Il y a bien d'autres fils possibles que l'on pourrait dérouler à partir de la pensée poétique de Christian Bobin. Pour conclure en quelque sorte, je me concentrerai sur l'un d'entre eux, extrêmement explicite, celui de la mort, très présent dans l'une de ses publications, le livre Ressusciterdans lequel, avec sa prose caractéristique, poétique, diaphane et tendue, il développe une série de considérations basées sur la mort de son père, atteint de la maladie d'Alzheimer. Comme le souligne Víctor Herrera de Miguel dans un très bel article intitulé Le don de recevoir. L'élève ouvert par Christian Bobin: "La porte de sortie de l'existence est, dans la poétique de Bobin, le seuil de la vie : il se trouve que lorsque la vie perd son expansion horizontale, une nouvelle verticalité émerge. Dans son œuvre, il dialogue fréquemment avec les morts, qu'il interpelle, et raconte le monde, avec lequel il se sent en route vers les morts.". Pour apprécier cette présence splendide de la mort, il faut noter que l'éloge qu'en fait Bobin est un hymne à la vie.

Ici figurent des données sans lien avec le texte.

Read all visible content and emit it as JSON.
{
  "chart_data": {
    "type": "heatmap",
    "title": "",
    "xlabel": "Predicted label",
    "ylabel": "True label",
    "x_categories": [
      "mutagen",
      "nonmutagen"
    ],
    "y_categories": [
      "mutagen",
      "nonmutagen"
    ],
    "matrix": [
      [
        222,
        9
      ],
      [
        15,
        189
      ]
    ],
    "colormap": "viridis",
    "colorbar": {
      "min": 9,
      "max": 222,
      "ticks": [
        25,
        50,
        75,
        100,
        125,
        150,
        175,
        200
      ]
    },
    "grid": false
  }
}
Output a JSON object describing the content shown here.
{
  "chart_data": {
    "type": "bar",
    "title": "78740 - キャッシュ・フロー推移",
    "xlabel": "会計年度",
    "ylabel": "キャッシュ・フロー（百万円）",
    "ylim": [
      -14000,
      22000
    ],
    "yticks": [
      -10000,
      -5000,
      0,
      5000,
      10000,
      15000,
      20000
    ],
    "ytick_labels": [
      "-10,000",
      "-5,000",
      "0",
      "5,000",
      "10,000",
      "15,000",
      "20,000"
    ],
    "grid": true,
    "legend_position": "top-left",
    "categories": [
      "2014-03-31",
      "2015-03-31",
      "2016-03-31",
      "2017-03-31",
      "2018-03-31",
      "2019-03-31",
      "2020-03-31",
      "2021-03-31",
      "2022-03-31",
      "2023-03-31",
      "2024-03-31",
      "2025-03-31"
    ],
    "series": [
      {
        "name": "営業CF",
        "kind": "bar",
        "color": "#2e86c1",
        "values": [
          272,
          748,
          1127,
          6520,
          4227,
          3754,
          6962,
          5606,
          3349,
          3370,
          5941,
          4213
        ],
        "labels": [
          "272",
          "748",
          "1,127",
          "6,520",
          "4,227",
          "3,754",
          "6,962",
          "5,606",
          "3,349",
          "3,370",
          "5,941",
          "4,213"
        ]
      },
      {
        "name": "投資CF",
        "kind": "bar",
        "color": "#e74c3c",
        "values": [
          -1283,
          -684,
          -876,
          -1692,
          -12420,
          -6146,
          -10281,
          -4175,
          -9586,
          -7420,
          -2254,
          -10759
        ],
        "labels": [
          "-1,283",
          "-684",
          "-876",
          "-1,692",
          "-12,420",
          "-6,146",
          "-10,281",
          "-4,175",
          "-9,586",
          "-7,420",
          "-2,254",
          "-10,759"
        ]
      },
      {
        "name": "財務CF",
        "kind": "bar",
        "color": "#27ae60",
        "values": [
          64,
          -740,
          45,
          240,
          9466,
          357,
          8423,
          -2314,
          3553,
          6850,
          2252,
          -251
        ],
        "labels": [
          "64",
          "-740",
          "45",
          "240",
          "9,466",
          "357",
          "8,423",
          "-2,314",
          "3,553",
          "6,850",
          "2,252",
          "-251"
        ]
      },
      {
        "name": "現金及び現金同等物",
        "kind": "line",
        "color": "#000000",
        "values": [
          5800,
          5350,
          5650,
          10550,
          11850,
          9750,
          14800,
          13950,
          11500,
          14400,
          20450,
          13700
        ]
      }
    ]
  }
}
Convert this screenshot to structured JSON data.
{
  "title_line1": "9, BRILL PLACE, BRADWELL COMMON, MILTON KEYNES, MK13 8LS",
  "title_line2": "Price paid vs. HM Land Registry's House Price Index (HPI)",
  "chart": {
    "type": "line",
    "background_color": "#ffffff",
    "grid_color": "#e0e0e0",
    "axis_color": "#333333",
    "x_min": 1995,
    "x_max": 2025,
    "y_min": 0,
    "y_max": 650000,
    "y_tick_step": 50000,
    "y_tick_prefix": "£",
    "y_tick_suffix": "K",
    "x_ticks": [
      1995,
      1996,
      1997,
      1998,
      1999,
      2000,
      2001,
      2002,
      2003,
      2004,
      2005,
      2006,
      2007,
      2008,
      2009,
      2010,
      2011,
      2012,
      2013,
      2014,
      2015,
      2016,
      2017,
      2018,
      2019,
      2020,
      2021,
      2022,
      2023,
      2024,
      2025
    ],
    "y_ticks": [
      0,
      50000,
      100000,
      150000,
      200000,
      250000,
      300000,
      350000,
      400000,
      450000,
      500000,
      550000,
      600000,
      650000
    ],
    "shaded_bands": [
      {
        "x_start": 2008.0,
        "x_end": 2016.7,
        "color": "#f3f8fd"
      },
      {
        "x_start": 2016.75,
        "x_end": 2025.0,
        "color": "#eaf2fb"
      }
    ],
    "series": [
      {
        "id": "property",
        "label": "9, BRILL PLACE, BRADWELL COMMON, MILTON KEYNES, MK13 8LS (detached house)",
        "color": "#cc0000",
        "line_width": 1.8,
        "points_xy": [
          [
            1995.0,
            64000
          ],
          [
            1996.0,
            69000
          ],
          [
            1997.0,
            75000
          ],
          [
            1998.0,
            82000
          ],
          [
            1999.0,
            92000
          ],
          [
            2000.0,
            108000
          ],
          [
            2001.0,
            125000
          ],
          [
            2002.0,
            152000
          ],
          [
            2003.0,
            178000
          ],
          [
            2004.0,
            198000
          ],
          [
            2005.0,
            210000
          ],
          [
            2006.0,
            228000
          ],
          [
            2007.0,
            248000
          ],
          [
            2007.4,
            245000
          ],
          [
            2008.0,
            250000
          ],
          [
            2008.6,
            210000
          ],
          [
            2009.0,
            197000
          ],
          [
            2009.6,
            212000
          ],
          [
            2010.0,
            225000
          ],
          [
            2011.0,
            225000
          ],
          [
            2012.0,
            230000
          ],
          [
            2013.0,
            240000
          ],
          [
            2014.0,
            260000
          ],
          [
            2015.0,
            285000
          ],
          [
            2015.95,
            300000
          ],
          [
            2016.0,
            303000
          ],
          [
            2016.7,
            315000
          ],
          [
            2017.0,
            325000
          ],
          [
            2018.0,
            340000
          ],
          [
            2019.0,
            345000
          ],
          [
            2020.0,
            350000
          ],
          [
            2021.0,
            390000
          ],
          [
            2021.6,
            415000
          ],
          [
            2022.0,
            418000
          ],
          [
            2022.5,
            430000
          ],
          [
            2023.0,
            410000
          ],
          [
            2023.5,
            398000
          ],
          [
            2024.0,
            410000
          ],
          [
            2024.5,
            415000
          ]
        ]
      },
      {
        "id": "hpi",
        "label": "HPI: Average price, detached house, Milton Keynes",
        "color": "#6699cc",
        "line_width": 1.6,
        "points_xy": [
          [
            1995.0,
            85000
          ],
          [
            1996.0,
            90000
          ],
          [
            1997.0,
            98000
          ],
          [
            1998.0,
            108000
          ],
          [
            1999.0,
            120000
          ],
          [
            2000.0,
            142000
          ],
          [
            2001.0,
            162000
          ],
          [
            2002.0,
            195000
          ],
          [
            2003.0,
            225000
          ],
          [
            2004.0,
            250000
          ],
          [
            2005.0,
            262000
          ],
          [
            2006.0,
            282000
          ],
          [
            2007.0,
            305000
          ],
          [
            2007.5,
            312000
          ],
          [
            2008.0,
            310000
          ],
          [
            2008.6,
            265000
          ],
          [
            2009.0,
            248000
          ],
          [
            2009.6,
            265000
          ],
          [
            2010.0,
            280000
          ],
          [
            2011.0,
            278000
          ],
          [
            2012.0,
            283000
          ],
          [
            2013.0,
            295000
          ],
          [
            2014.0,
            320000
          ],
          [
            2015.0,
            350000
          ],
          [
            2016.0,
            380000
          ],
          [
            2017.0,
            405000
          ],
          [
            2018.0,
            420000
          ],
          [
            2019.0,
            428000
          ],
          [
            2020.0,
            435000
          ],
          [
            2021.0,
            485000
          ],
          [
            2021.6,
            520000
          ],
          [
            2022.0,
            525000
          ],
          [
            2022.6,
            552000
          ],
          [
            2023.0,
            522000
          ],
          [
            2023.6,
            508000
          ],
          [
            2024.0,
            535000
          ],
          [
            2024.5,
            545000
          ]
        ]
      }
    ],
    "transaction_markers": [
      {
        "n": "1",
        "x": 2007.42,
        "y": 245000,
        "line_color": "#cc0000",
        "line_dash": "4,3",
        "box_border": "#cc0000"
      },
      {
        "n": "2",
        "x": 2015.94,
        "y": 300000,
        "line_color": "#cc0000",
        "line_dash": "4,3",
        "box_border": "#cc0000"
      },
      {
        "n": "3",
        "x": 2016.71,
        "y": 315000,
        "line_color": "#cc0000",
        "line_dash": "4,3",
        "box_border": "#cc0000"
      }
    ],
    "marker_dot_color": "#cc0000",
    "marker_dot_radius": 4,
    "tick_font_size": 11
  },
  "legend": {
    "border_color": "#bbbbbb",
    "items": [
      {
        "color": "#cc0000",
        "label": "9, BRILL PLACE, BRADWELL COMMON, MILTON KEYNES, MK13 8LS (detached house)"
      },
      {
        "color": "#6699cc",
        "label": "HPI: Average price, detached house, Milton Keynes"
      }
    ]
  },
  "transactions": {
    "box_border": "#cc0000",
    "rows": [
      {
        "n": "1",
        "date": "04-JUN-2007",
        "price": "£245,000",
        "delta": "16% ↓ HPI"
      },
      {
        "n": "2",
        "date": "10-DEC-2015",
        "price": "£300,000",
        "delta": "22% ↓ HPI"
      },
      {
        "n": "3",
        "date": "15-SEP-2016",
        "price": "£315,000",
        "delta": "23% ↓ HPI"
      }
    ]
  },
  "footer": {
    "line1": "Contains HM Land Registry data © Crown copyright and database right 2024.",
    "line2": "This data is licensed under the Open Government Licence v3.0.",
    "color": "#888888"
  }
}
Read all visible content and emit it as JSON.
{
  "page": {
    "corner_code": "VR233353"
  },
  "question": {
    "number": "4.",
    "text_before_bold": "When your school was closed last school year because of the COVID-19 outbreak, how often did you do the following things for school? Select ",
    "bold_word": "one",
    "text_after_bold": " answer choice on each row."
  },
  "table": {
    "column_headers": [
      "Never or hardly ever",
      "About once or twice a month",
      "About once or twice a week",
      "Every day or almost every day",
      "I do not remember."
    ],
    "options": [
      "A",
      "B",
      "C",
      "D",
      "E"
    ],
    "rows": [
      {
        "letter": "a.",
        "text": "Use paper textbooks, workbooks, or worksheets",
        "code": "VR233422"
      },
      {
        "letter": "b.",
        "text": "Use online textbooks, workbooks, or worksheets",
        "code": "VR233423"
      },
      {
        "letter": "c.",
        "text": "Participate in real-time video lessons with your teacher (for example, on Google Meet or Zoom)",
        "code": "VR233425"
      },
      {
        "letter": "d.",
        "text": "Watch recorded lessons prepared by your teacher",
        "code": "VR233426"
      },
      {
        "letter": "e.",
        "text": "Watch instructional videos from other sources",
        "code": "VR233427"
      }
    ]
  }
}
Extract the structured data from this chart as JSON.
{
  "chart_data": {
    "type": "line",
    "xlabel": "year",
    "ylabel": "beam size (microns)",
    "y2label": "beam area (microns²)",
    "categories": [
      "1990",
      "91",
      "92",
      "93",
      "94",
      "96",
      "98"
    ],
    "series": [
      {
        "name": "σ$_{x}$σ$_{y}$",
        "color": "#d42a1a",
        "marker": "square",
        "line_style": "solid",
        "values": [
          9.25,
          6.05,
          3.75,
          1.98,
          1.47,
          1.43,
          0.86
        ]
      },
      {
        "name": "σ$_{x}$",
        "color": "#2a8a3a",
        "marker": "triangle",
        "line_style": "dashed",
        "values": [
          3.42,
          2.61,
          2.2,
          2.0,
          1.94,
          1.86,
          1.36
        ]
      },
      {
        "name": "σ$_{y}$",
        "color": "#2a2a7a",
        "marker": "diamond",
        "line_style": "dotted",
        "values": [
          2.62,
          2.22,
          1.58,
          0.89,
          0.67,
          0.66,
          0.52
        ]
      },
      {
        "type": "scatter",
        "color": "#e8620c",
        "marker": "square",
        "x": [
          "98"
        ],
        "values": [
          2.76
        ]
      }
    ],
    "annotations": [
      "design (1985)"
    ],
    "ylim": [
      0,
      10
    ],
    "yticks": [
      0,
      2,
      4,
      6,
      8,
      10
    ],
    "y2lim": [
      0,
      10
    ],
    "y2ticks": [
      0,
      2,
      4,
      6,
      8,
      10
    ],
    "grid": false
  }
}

C'est pourquoi il écrit des phrases telles que "La mort parfait son œuvre" o "Sa mort [de son père] était soudain venu le réconforter"ou, enfin : "L'amour des morts est la chose la plus lumineuse qui soit.". Et, comme le dit Montiel, cité plus haut : "Bobin aborde la question de la mort et de la maladie dans une perspective diamétralement opposée à celle de la littérature contemporaine : plutôt que comme un événement fortuit ou une cause de piqure, [comme] une opportunité de croissance ou la possibilité d'une transcendance.". En effet, en ce qui concerne l'œuvre de miséricorde de la visite des malades, il est dit : "... l'œuvre de miséricorde de la visite des malades est une œuvre de miséricorde...".Rendre visite à une personne malade est le voyage le plus extraordinaire que l'on puisse faire dans cette vie.". 

Coda

A ce stade, je laisse finalement la porte ouverte pour que le lecteur - à partir de cette approche de l'œuvre de Bobin - puisse jeter un coup d'œil à n'importe lequel de ses livres, véritables puits de lumière, dans lesquels il trouvera la nudité de quelqu'un qui regarde Dieu et se rend compte que "...Dieu n'est pas un homme, mais une femme...".la seule chose réelle dans la vie est le cœur".